簿記3級で出題される法人税等の仕訳問題
簿記3級では、問題文で与えられている取引を仕訳に変換する仕訳問題が出題されます。
通常、勘定科目と金額の完全解答で、配点が付与されます。
部分点方式ではありませんので、似ている勘定科目名を選んだり、金額の入力ミスをしたりしないように注意しましょう。
この記事では、簿記3級で出題される法人税等の仕訳問題について解説しています。
問題の出題傾向や解き方を紹介していますので、簿記3級を勉強中の方はぜひご覧ください。
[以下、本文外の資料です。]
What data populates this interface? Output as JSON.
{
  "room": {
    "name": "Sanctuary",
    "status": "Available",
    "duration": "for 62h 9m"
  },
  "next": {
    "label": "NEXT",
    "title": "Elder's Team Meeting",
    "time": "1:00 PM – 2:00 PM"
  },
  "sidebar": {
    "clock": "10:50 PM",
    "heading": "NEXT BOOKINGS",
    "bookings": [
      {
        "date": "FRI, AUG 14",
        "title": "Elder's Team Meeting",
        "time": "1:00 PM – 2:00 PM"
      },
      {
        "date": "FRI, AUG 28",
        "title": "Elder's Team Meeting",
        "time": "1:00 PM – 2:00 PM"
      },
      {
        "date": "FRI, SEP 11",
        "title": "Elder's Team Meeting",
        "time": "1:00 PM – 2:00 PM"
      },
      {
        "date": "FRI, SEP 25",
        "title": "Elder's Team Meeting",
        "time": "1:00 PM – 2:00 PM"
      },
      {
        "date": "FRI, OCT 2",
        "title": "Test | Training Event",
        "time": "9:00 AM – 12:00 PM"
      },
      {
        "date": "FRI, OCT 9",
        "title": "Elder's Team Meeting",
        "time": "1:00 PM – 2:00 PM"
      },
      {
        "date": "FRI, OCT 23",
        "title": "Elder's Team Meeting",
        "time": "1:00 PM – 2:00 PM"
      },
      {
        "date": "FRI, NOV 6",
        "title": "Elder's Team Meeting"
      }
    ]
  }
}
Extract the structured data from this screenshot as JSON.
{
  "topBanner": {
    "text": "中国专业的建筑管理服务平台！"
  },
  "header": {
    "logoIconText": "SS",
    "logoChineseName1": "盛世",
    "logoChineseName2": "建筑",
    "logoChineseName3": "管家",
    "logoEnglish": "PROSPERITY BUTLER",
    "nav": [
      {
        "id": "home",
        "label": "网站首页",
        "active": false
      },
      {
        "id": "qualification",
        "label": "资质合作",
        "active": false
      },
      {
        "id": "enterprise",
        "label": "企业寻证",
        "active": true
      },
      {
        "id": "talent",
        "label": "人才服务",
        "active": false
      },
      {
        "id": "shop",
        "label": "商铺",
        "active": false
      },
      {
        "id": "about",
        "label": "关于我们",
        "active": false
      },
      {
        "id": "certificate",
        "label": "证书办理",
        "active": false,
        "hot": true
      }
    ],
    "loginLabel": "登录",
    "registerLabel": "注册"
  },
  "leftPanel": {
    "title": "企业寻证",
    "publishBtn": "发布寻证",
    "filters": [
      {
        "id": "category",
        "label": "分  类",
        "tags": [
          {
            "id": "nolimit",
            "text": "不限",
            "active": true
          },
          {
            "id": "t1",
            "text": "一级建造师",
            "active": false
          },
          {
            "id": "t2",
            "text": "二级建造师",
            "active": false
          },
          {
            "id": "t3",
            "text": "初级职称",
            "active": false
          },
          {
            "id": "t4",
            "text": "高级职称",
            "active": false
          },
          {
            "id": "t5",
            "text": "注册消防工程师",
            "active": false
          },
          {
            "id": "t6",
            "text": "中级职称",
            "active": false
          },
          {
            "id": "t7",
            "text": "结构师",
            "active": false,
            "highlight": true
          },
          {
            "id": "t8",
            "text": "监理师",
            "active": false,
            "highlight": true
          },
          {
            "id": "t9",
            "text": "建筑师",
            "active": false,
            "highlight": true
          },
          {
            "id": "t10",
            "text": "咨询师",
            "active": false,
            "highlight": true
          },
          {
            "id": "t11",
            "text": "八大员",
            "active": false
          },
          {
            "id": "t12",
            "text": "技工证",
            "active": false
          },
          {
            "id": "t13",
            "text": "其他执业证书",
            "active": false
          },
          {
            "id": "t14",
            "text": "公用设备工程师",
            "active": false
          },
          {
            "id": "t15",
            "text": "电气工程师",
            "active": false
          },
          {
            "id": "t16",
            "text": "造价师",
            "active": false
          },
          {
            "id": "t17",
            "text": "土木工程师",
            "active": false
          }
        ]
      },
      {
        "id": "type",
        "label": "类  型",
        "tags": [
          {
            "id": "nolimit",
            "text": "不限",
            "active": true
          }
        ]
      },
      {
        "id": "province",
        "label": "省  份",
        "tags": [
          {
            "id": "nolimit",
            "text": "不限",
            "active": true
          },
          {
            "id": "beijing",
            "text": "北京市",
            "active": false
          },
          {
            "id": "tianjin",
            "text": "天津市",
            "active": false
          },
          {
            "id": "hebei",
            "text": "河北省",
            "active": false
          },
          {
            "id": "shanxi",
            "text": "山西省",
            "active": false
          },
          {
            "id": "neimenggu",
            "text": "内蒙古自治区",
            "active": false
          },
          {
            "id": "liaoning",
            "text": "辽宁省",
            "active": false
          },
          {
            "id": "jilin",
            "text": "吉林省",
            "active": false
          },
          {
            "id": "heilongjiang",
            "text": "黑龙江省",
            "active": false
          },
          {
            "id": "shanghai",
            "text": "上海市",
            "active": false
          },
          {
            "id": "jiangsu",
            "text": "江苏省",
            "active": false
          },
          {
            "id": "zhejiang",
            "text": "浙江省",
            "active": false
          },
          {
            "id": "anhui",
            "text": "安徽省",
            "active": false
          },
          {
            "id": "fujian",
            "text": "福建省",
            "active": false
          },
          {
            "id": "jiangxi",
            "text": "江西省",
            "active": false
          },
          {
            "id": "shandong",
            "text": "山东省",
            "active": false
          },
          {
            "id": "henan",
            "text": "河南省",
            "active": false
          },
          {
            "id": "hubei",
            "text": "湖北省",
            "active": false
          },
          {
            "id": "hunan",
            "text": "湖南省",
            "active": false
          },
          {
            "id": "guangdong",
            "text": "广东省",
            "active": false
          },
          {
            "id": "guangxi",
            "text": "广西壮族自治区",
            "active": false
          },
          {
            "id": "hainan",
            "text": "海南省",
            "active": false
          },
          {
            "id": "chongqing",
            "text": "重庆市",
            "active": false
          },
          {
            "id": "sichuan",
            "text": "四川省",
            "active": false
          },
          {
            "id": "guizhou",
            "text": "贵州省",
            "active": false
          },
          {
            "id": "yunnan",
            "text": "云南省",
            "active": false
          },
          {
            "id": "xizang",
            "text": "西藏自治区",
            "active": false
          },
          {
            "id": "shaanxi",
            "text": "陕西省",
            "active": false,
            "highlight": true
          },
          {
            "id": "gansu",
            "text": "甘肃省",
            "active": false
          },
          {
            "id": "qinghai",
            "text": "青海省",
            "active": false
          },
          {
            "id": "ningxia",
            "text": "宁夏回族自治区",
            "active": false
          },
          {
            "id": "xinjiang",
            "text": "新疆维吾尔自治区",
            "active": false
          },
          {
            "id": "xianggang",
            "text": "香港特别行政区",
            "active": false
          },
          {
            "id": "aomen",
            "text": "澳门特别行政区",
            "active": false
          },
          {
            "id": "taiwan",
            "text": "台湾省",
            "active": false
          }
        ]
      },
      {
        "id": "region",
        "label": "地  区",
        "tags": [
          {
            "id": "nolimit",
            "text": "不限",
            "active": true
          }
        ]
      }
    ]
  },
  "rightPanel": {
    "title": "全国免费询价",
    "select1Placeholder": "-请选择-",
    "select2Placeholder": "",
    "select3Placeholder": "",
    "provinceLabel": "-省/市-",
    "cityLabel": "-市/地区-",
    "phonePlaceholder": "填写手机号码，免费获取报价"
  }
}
最後には本試験レベルの練習問題も用意していますので、ぜひ挑戦してみてください。
目次
- 簿記3級で出題される法人税等の仕訳問題
- 法人税等の概要
- 法人税等の出題傾向
- 簿記3級での法人税等の配点
- 法人税等の問題集
- 法人税等の仕訳問題を解く手順
- ①問題文から論点を読み取る
- ②問題文から取引パターンを読み取る
- ③勘定科目を仕訳に記入する
- 法人税等の仕訳問題の事例
- 法人税等の仕訳問題
- 法人税等の仕訳問題の解答解説
- 法人税等の仕訳問題の解き方まとめ
なお、今の実力を試したい方向けに、法人税等の仕訳問題を3問用意しました。
ぜひ、力試しに下記のトレーニングにも挑戦してみてください。
おすすめトレーニング
法人税等の概要
法人税等とは、法人税、住民税、事業税の総称を表す勘定科目です。
決算日に法人税の額が確定した際に、法人税等は、費用として計上します。
法人税等の基本については、下記の記事にて詳しく解説しています。
もし知識に自信のない方は、先にご覧ください。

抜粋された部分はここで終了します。